Budgeting 101

Money is the worst. I hate it. I think about it all the time, and continuously come to the conclusion that I’d like to live on a commune in the depths of a pristine forest and forget the responsibilities that have been foisted upon me by society. Damn you, society!

The only people I know who actually like money either have a lot of it, or live in a world where most of their expenses are covered by someone else and therefore have no real concept of what it means to have your bank account cleared out by automatic bill payments within the same five minutes you get paid. Damn those people too! I did a bit of reading last week re: how to properly make a budget, and I think I’ve mastered money. I’ll be rich soon, and so will you. Listen up:

Step one: Be Honest With Yourself
How much money do you ACTUALLY have in your bank account? Look in there and write it down. Sit with it. Cry if you need to. You always, always need to know the exact amount of money you have, no matter how difficult the reality may be.

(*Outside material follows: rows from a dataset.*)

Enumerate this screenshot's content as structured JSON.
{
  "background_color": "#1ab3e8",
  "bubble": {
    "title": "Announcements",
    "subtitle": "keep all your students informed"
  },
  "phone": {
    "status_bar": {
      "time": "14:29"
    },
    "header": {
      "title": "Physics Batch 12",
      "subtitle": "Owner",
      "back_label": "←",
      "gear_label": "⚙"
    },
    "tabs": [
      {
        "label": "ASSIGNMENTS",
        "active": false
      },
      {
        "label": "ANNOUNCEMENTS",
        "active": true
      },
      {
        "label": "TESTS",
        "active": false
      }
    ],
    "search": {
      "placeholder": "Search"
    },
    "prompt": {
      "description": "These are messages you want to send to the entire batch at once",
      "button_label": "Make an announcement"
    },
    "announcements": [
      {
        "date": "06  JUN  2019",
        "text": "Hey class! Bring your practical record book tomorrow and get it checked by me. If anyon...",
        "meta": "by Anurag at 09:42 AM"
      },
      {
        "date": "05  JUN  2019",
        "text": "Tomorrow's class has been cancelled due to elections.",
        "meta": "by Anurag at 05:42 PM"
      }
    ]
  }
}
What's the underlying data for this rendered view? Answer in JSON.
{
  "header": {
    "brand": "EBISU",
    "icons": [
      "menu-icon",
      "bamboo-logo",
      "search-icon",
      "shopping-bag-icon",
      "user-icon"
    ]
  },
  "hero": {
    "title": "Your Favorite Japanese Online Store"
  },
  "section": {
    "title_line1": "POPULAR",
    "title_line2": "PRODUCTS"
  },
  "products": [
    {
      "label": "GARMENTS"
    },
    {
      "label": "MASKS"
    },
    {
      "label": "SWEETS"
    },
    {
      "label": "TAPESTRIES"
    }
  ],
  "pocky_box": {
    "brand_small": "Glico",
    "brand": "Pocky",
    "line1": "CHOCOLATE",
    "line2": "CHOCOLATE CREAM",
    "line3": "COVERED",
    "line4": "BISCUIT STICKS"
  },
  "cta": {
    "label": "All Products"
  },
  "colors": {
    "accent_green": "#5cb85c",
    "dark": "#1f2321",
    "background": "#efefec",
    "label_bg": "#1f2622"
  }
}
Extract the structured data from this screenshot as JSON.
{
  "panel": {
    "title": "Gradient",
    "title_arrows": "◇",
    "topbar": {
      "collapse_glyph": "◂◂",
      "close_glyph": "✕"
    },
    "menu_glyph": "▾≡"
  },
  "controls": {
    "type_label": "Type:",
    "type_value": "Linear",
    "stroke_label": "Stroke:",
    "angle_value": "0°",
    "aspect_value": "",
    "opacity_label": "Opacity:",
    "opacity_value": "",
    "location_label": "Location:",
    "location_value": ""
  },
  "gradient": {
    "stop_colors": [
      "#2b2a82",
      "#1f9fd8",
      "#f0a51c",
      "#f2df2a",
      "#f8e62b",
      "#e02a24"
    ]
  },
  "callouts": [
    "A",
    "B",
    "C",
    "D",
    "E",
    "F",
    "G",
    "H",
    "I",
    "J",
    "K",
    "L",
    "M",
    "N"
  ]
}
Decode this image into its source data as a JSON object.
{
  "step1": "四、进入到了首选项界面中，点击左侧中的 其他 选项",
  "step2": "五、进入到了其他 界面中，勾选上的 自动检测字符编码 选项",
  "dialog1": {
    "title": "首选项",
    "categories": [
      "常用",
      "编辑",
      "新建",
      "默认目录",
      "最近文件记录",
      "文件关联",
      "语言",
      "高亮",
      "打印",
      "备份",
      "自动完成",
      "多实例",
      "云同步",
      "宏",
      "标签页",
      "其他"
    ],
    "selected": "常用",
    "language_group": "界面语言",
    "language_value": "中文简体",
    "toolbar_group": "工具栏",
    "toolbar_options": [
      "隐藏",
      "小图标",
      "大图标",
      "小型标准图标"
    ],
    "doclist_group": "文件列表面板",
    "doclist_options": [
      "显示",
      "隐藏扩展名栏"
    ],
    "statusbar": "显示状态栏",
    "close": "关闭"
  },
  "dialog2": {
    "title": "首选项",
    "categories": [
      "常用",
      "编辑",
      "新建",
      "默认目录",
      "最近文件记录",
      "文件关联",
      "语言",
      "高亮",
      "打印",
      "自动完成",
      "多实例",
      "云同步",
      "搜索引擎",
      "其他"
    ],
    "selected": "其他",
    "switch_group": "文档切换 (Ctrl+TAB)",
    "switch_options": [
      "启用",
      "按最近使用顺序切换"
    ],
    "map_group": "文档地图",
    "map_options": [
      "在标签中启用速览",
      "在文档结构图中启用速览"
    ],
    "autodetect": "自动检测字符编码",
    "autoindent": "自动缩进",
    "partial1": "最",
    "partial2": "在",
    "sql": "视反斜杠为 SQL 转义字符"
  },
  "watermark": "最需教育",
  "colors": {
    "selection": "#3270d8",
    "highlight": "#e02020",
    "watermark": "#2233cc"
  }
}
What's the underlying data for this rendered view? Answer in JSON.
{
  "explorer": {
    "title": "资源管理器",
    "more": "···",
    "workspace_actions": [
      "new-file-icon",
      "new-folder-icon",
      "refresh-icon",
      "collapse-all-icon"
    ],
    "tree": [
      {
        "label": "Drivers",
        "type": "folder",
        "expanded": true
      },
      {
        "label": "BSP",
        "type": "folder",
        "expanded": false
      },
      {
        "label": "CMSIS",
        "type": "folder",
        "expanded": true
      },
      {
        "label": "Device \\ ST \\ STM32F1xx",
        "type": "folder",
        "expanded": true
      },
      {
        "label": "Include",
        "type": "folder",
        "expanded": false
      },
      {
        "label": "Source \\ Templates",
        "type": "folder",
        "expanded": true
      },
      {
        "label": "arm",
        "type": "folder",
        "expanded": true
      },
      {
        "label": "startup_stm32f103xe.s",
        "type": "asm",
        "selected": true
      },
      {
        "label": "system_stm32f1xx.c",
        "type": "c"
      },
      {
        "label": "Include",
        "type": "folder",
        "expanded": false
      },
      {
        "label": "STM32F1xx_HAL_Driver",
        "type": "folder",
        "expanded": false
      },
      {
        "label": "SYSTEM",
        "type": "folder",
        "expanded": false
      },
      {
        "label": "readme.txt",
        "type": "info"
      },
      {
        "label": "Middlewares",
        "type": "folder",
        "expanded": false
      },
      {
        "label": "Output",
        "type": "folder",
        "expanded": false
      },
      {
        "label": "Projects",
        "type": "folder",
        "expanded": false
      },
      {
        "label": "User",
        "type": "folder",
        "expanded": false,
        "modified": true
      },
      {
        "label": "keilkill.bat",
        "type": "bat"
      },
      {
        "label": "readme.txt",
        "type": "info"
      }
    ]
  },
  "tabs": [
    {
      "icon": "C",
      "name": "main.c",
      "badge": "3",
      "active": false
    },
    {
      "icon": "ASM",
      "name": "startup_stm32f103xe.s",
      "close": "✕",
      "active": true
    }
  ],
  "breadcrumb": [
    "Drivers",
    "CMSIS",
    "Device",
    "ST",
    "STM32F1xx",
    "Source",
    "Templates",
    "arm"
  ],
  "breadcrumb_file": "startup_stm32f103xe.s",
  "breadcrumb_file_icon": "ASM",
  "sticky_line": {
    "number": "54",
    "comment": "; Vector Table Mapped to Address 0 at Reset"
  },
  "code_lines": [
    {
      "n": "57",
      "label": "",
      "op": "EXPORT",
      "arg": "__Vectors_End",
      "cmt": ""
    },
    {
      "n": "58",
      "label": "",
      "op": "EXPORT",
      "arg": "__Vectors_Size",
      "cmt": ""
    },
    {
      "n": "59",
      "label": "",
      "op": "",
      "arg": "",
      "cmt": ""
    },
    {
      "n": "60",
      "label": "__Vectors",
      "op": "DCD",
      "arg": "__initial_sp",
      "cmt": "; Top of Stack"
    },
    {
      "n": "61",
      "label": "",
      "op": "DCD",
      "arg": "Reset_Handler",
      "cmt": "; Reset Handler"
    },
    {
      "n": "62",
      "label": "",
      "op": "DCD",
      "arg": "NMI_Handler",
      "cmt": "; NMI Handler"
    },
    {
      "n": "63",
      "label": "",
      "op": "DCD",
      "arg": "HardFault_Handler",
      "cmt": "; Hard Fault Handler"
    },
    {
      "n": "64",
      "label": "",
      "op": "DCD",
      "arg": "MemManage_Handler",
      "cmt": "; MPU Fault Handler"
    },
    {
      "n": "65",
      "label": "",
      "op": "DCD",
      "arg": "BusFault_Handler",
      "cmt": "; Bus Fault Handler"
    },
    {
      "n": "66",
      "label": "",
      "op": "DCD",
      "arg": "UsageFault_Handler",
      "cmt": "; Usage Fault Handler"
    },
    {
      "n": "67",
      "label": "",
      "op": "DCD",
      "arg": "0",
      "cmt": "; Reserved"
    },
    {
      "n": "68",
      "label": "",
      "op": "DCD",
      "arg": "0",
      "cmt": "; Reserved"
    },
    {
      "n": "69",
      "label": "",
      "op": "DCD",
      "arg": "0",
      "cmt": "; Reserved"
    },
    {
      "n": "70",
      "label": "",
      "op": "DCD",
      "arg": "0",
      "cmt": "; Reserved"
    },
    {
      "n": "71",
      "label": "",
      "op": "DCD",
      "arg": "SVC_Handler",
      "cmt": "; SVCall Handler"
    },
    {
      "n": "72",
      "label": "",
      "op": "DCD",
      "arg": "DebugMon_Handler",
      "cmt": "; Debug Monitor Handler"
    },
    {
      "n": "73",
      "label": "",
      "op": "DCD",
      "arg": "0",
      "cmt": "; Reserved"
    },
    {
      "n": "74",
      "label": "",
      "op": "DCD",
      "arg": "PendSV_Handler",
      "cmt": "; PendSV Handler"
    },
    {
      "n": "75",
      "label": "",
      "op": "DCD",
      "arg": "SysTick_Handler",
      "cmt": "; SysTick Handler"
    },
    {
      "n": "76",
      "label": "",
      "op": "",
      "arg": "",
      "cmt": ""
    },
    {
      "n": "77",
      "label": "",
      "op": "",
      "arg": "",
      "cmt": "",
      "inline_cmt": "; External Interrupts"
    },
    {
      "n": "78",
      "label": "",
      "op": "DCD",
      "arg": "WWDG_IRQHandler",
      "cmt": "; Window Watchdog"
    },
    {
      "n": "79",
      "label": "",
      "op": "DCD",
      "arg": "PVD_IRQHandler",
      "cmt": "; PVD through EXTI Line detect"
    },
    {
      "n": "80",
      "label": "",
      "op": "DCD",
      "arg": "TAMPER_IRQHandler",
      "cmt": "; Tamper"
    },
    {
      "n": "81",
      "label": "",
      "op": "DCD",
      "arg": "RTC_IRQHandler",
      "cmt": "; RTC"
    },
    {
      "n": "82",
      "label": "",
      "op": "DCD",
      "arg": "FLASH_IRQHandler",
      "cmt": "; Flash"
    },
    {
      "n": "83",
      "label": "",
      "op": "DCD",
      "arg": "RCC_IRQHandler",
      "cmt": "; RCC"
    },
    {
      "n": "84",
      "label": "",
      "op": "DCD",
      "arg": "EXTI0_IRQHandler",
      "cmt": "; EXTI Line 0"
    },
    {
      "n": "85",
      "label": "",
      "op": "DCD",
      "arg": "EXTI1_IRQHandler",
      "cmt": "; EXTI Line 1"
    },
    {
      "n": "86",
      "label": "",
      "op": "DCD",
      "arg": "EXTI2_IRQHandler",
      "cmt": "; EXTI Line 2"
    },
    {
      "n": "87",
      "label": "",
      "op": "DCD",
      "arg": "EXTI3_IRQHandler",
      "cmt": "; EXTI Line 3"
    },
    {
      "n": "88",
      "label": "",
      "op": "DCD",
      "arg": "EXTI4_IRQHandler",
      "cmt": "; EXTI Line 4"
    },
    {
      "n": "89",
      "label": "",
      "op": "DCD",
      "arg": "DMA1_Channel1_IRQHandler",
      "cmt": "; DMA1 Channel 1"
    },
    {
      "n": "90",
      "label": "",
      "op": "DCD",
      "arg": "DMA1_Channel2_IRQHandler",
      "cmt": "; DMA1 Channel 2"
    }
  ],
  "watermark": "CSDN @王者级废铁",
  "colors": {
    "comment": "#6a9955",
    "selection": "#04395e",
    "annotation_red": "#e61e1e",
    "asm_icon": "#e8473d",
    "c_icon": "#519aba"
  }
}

Step two: Get out a calculator
You’re going to need this for the super grown up task of adding together how much money you make in a month. You can also use this to do cool things like write BOOBIES upside down.

Step three: Get a glass of wine or roll up a big J.
While you’re at it, figure out how much you spend on either of these things per month and divide by four. Put aside this amount each week under the heading “Therapy” in your budget.

Step four: Order a pizza
Budgeting gets a growin’ gal’s stomach grumblin’, no?

Step five: Tweet about making a budget
“Spending the afternoon budgeting. I don’t even recognize myself! #growingup #grown #up #budgets #nomoney #allthemoney #doublecheesepizza #whatdomytaxespayfor #studentdebt #consumerdebt #whydoihavefivecreditcards”

Step six: Cry while looking in the mirror
Budgeting is really frustrating work, but you look kind of pretty when you’re in distress.

Step seven: Pretend you’re a country singer on Nashville
I sang this song fifteen times today.

Step eight: Remember that you’re supposed to be making a budget

Step Nine: Reluctantly calculate all of your fixed monthly expenses
Rent. Groceries. Phone Bill. Internet. Therapy. Prescription Drugs. Toiletries. Add together all of the things you consistently spend money on and divide by four (or two, if you get paid bi-weekly). This is the amount of money you need to be making each week and setting aside. What’s left over is your spending money. Done.

You’ve done it! You’re an adult(ish). Let’s all buy boogie boards and overpriced tank tops and fly somewhere warm for the winter. Pretty sure you can afford it now that you’ve got a budget! See you in Hawaii.